After reading this chapter about the CCSS my feelings are still mixed on the topic. I still feel that it is fantastic that we have some sort of standard to found our classrooms and teaching on (some sort of tangible standard). However, in some ways it feels like the CCSS were smashed down on paper, signed off, and then the education world was forgotten. There is so much that the CCSS don't address and they certainly aren't a fix it all. My very first thought as I started reading this chapter was that the standards should be shaped by the needs of the students. What we are teaching should be beneficial to all of our students. That seems like a no-brainer and, in a way, the standards are striving for this. However, while the CCSS do aim to achieve intellectual and academic greatness they seem to often lack in the importance of personal and creative achievement. Of course, one could argue that the CCSS are supposed to be strictly academic focused and teachers can guide students in their personal and creative growth as they see fit. But, how can students focus on a balanced school diet of academic and personal growth if the teachers are constantly trying to meet standards that only focus on the academic. Something is lacking here.
This lack of emphasis on personal growth in the CCSS also reflects (as mentioned in the chapter) a lack of care or acknowledgement of cultural diversity and instead tends to encourage (however accidentally) a push towards homogenization of curriculum. We know that all students and classrooms are different and we know that what works in one classroom could fail miserably in another. Do we still push the same agenda? Do we still try to put our students into the cookie cutter mold that strictly following CCSS would enforce? Do we forget the importance of the cultures and the diversity and individuality of our classrooms and our students? I should think not! There needs to be a balance between what the CCSS focus on (the academic and the intellectual) and what is left out (the cultural and the personal).

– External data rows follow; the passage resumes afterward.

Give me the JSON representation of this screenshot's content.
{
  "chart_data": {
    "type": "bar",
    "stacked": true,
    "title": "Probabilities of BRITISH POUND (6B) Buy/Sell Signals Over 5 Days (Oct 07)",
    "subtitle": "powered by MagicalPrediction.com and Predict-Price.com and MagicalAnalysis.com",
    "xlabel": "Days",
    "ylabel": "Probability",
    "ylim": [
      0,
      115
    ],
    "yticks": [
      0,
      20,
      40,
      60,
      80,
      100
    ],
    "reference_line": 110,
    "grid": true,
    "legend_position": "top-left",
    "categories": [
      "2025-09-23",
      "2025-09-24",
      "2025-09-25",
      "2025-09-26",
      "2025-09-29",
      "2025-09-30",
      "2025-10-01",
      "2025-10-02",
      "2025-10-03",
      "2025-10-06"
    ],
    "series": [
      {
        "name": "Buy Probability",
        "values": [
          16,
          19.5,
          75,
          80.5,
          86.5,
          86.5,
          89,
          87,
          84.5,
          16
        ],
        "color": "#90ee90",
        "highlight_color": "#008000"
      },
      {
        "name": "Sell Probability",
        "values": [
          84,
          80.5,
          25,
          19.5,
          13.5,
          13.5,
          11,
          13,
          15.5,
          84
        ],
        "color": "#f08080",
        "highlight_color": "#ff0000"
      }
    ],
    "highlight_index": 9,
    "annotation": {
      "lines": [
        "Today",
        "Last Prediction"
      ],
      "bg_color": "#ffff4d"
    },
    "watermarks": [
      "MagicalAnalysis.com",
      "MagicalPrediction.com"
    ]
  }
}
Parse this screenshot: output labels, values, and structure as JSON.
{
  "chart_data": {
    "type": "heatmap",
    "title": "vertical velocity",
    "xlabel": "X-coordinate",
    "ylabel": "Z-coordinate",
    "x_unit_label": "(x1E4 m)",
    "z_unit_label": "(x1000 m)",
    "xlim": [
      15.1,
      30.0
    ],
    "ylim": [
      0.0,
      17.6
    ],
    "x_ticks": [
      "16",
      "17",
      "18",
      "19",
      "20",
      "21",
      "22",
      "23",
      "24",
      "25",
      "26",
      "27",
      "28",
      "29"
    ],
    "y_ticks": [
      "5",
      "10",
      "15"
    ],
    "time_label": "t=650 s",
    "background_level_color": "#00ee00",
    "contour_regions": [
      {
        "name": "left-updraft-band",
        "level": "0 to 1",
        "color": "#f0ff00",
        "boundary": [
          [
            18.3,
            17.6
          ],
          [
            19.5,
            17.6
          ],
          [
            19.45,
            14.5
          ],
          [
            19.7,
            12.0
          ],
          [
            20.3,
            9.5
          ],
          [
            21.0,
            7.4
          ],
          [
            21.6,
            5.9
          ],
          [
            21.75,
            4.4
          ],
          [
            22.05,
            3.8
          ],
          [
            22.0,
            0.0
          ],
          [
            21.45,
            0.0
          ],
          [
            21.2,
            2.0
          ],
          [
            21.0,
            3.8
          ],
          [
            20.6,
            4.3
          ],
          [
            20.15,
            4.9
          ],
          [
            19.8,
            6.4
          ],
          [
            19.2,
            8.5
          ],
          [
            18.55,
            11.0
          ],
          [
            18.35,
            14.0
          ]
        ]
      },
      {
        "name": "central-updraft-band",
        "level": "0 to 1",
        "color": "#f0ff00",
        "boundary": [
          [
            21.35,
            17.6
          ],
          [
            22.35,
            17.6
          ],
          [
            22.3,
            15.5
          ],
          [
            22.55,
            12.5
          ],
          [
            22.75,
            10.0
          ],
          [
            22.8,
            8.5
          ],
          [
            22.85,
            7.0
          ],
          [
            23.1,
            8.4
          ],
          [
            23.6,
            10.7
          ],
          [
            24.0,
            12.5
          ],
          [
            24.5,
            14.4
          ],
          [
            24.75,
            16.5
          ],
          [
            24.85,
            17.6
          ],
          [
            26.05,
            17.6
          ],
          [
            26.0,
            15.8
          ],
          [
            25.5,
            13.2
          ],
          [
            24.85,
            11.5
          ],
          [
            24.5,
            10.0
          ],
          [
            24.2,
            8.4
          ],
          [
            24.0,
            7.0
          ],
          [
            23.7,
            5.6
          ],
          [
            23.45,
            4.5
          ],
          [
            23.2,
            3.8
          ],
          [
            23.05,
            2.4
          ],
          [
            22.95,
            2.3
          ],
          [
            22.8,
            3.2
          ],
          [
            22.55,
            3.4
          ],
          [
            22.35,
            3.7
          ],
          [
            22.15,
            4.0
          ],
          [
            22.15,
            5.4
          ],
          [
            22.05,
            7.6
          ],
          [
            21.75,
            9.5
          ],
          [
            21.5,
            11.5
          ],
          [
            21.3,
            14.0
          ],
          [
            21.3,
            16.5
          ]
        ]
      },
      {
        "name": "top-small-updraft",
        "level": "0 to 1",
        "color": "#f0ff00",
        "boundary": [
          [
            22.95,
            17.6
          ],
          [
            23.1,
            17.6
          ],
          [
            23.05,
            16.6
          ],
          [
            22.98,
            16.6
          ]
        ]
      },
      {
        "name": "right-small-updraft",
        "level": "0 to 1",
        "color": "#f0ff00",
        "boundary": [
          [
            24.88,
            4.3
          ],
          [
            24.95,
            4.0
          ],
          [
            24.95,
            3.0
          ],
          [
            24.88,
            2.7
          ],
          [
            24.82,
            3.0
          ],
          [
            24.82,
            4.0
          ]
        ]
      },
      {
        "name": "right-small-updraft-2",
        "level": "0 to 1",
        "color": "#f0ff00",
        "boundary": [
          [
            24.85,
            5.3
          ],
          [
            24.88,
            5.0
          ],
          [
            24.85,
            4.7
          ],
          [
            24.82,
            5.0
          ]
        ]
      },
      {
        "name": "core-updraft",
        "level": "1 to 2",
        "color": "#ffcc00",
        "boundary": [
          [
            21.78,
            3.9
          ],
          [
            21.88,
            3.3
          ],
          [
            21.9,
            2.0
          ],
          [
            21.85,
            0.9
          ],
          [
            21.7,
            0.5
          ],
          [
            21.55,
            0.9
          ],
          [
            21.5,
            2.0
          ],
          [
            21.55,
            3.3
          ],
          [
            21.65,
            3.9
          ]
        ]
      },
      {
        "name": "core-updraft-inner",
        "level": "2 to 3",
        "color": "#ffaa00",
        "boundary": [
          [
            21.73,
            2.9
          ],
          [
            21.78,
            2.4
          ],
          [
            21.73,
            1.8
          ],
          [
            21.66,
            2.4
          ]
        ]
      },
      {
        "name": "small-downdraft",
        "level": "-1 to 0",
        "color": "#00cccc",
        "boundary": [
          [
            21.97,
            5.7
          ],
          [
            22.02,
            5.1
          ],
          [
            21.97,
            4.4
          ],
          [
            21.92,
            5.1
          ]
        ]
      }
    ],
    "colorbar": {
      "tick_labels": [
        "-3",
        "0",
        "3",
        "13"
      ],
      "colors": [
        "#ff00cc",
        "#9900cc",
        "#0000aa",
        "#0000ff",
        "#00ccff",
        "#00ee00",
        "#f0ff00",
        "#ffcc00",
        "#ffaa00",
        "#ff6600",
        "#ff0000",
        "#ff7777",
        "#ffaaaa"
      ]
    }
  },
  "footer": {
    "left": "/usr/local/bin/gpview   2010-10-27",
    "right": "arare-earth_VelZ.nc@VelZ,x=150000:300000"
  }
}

Finally, I was struck by the section of the chapter that mentioned how students in different SES situations and cultures may not understand why they are being asked to perform certain tasks and achieve certain standards. And why should't they be skeptical? Sometimes we look so hard and long at the academic side of things we forget to remember that the skills we teach our students need to be practical. They need to be applicable to the students' lives and they need to clearly have some sort of real life impact on the student. This is something that each teacher should consider when trying to meet a CCSS. How is the way they are teaching this standard going to impact the life of their student and is it going to make sense to the students as to why they are learning it? After all, everything we implement in our schools should be for our students and if something isn't then we need to take a step back and ask the question...why, and how do I fix this?